I actually admire this in a way, because this kind of thing will be effective. Pro-choice policymakers clearly have an organised, thought-through plan to network, train, and values-clarify until as many people as possible working in Irish hospitals are firmly pro-choice.

And if that doesn’t work they aren’t afraid to get tougher. Page 19:

To support the recruitment process to positively discriminate in favour of persons willing to provide termination of pregnancy services in settings where there are no providers or the numbers are so low that the service is untenable, the Department of Health should consider amending section 22 of the 2018 Act to include a provision similar to section 15 Contraception, Sterilisation and Abortion Act 1977 (New Zealand) which sets out in statutory form the employer’s obligations to accommodate the rights of conscientious objectors except in circumstances when it is necessary to uphold the right to health care.

All job specifications for staff required to run the service in hospitals where there are insufficient numbers to sustain the service, should feature provision of termination of pregnancy services as mandatory requirement as should the contract of employment.  Candidates should be informed at interview of the contractual obligations and of the legal consequences of breaching the condition, which could be termination of employment.

There’s no mention of these hiring policies ever being rescinded once in place. The view expressed here is clear: if you become a problem, we will simply ban you from getting hired. Conscientious objection to abortion should only be allowed to exist as long as it stays in a small and ever-shrinking box.

What Marie O’Shea and the people who got her appointed to chair the review want to avoid is Ireland becoming anything like Italy. Although abortion on request has been legal in the first 90 days of pregnancy in Italy since 1978, the fact that so many doctors refuse to provide it means there are more safeguards for unborn children in practice than in theory.

CNN reports:

Across Italy, 68.4% of gynaecologists identify as “conscientious objectors,” according to 2017 Italian Ministry of Health data. In some parts of the country, accessing an abortion can be nearly impossible, with gynaecologists in the southern regions of Molise and Basilicata objecting at rates of 96.4% and 88.1% respectively.

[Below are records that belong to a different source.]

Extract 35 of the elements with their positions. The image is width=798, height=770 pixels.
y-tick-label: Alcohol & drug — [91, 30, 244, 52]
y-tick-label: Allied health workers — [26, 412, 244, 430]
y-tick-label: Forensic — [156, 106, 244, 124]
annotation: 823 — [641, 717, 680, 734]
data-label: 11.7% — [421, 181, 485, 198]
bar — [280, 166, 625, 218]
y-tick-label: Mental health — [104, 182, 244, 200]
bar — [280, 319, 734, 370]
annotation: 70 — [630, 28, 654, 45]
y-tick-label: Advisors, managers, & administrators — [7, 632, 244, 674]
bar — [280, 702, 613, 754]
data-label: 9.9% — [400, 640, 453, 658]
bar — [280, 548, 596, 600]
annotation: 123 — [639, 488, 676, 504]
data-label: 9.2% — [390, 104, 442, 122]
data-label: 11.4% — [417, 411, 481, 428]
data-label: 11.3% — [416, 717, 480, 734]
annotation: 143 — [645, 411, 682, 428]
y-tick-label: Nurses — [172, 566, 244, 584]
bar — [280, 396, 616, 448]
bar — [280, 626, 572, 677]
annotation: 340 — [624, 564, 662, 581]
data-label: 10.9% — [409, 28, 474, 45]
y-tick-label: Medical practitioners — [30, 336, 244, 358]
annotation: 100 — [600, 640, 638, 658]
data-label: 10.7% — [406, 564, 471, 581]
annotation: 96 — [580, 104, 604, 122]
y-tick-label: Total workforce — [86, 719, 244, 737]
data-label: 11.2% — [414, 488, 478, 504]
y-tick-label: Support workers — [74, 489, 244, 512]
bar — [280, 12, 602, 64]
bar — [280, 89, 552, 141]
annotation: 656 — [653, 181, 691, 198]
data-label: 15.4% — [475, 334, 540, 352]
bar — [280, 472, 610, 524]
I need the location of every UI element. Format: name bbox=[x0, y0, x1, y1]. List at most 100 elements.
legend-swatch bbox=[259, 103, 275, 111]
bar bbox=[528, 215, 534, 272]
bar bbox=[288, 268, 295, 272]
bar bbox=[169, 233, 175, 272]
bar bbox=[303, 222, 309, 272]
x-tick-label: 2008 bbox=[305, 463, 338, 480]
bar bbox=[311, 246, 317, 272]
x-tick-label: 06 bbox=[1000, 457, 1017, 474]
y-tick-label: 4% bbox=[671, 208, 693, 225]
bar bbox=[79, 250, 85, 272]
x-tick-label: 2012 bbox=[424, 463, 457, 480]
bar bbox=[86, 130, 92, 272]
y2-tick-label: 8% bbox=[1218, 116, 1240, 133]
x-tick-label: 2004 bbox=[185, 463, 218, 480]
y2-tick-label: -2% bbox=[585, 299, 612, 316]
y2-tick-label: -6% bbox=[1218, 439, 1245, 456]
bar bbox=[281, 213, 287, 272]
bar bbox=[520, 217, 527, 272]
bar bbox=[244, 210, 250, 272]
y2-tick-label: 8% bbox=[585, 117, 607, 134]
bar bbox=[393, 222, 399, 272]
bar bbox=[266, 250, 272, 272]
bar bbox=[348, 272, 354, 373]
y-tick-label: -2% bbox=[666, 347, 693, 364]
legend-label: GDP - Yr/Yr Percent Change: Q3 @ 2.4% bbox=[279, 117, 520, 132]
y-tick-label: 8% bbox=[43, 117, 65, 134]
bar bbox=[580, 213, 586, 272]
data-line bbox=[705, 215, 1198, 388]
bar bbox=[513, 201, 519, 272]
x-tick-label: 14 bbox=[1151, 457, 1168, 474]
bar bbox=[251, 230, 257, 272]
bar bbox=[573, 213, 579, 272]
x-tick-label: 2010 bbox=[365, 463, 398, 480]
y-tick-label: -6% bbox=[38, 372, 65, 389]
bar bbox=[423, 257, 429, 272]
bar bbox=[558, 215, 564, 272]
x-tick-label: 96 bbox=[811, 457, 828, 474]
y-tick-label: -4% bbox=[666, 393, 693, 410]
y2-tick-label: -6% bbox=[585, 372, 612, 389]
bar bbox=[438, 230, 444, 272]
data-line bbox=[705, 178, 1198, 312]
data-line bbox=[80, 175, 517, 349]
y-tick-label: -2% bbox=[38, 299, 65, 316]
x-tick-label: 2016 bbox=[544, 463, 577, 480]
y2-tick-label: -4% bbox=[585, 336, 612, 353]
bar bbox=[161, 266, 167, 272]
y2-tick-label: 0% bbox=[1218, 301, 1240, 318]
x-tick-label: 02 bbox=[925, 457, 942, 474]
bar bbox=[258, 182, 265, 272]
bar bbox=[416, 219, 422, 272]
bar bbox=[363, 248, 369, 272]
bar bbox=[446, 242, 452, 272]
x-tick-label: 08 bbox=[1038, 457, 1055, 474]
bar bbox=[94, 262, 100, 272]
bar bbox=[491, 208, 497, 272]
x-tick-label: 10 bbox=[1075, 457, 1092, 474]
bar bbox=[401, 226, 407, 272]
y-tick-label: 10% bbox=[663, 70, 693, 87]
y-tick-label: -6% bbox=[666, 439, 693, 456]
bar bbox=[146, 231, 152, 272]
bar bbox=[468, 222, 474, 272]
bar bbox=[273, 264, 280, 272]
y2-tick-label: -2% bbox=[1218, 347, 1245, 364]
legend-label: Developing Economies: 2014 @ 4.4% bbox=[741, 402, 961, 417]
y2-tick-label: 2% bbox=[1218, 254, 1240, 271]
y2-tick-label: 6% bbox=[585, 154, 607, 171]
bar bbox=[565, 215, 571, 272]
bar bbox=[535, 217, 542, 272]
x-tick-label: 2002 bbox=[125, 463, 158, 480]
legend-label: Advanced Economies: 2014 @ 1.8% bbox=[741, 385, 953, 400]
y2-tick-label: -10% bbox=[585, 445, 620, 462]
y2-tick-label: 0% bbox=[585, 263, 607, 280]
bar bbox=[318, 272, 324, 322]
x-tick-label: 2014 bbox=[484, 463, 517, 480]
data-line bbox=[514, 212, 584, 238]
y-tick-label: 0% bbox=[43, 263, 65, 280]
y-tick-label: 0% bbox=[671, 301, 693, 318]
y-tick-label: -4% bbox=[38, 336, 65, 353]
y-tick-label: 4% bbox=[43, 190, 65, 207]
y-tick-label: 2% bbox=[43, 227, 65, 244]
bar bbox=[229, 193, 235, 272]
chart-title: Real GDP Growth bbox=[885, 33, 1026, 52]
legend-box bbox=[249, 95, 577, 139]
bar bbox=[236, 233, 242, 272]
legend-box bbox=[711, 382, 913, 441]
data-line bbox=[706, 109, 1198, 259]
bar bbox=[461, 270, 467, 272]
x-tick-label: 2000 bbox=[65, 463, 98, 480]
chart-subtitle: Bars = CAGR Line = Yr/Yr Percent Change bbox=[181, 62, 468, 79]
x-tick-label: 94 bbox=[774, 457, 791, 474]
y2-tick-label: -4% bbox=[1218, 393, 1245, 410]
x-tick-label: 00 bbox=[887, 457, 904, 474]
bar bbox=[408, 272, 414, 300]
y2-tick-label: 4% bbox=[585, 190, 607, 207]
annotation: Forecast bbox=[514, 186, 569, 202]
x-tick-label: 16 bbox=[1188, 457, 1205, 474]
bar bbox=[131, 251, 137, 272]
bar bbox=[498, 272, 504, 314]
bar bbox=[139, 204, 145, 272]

Surprisingly, this number is going up. In 2005, only 59% of gynaecologists were conscientious objectors. A pro-choice maximalist would, by their own lights, be absolutely right to head off any possibility of something like this occurring.


Irish pro-life doctors, though, should see it as inspiring. There is real potential to save lives here. But that potential can only be realised if pro-life doctors are still around in numbers in ten or twenty years. And that can only happen if they get much, much better organised than they currently are. They need to establish their own networking sessions, their own workshops, their own mentorship programmes. This will have to happen with zero institutional support. The aim must be that any young doctor, or nurse, or staff member who has reservations about abortion is made aware that there are others like them and strongly supported in not being values-clarified out of their convictions. There will have to be alliances made with open-minded pro-choice doctors in hospital governance so that contracts do not discriminate against pro-lifers. Doctors will have to get better at having conversations about abortion so that they’re able to convince their colleagues to take the right side on this fundamental human rights issue. (We’re happy to help with that last one!)

I know that pro-life doctors are embattled and struggling as it is. But the moment asks even more of them than they are already giving, because the stakes are incredibly high here. Marie O’Shea’s review makes clear that there is a sustained and well-organised effort to make Ireland like the UK, where there are virtually no pro-life obstetricians and gynaecologists left. This effort has to be resisted with an equally well-organised and sustained response. The alternative is the end of pro-life obstetric medicine.